DÜNYANIN EN ESKİ PARFÜMÜ

Prof. Dr. Yusuf Kılıç’a göre, şu ana kadar bulunan belge ve keşiflere dayanarak bu parfüm, dünyanın bilinen en eski parfümü olarak kabul ediliyor. Sümer Kraliçesi Puabi ve halkının bu kokuyu sıklıkla kullandığını belirten Kılıç, bu keşfin tarihi, kültürel ve ekonomik bir değer taşıdığını vurguladı. Ayrıca, bu parfümün o dönemde hem kadınlar hem de erkekler tarafından ritüellerde ve ölü hediyesi olarak kullanıldığını belirtti.

4500 YIL ÖNCE KATI PARFÜM NASIL KULLANILIYORDU?

Prof. Dr. Kılıç, Sümer insanlarının katı parfümü nasıl kullandığını da açıkladı: “Sümerli insanlar 4500 yıl önce bu katı parfümü eline alıp önce elinin damar kısmına sürdükten sonra iki damarı üst üste getiriyormuş. Ardından sürdüğü yerden alıp kulaklarının altındaki iki önemli damara sürüyorlarmış. Bu şekilde kokunun daha kalıcı olmasını sağlıyorlarmış.”

SERİ ÜRETİME GEÇMEK İÇİN DESTEK ARAYIŞI

Prof. Dr. Yusuf Kılıç, bu 4500 yıllık parfümü seri üretime geçirme çalışmalarının devam ettiğini ve gerekli destek sağlandığında üretime başlayacaklarını belirtti. Aynı zamanda, tablette tespit ettikleri maddelerden yola çıkarak hem katı hem de sıvı parfümler geliştirdiklerini söyledi.

ANTİK KOKUNUN GÜNÜMÜZE TAŞINMASI

Doktora öğrencisi Meryem Karakurt Göksel, bu çalışmanın asıl amacının binlerce yıl önce kullanılan bu kokuyu yeniden canlandırarak o dönemin hislerini bugüne taşımak olduğunu belirtti.
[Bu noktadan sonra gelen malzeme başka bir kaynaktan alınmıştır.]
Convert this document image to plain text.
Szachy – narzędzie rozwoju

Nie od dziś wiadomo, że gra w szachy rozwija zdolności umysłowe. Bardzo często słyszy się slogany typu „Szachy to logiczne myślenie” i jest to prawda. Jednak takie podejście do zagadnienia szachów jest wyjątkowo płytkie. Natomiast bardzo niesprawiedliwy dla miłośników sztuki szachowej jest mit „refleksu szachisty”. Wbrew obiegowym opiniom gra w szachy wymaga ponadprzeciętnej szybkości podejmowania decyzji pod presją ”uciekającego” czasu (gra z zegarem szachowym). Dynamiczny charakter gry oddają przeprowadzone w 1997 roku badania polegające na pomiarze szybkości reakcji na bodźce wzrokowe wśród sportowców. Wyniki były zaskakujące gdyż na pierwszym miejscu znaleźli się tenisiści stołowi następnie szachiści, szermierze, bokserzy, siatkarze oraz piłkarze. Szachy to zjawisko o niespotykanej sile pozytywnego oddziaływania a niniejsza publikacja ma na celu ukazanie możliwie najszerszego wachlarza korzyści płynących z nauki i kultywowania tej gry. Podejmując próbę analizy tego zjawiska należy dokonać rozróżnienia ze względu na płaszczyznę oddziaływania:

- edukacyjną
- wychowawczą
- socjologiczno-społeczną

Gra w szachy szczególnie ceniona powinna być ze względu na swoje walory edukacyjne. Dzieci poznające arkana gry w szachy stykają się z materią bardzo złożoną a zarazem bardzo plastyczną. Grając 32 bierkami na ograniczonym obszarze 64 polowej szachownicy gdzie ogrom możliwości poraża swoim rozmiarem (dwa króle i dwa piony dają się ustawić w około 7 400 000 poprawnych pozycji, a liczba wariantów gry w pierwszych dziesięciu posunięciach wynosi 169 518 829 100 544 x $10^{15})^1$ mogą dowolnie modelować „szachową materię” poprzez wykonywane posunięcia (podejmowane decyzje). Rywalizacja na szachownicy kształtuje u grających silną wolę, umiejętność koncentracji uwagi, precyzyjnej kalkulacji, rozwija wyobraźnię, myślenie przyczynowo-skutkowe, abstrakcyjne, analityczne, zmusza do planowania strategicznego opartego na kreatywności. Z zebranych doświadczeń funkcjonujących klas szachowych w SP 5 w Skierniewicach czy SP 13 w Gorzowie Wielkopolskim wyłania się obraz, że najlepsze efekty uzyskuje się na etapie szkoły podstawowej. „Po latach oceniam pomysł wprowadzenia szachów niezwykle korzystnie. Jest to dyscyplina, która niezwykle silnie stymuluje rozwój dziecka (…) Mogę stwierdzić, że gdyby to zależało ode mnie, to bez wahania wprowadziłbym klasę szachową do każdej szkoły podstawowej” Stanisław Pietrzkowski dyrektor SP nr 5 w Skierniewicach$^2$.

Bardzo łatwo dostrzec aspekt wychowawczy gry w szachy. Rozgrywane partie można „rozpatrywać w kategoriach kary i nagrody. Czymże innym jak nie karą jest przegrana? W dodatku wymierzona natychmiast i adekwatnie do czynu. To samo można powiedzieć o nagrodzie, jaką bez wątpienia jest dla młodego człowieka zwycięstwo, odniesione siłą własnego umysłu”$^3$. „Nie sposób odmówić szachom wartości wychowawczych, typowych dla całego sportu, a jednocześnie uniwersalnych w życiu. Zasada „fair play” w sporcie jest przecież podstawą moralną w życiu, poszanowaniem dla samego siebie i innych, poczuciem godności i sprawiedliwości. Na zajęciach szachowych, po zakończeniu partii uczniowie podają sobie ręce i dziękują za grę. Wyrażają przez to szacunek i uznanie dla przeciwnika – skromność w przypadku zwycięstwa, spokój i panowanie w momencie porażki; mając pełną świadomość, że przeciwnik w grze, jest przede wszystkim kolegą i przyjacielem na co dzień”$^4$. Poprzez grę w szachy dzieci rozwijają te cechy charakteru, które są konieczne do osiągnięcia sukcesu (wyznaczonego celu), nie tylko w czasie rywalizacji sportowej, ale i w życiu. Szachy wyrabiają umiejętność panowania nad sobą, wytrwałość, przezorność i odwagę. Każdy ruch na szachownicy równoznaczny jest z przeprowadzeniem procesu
Farklı disiplinlerin iş birliğiyle sürdürülen çalışmalar sonucunda parfümün içinde gül, safran, misk ve amber gibi lüks kokuların yer aldığını açıkladı.

Laodikya’da ‘Zorba’ balesi sahnelenecek Laodikya’da ‘Zorba’ balesi sahnelenecek

TARİHİ VE KÜLTÜREL BİR MİRAS

4500 yıllık Sümer parfümünün yeniden doğuşu, sadece bir bilimsel başarı değil, aynı zamanda tarihi ve kültürel mirasın günümüze taşınması anlamına geliyor. Prof. Dr. Yusuf Kılıç ve ekibi, bu parfümü seri üretime geçirmeyi ve binlerce yıl öncesinin duygularını bugüne taşıyarak bir köprü kurmayı hedefliyor.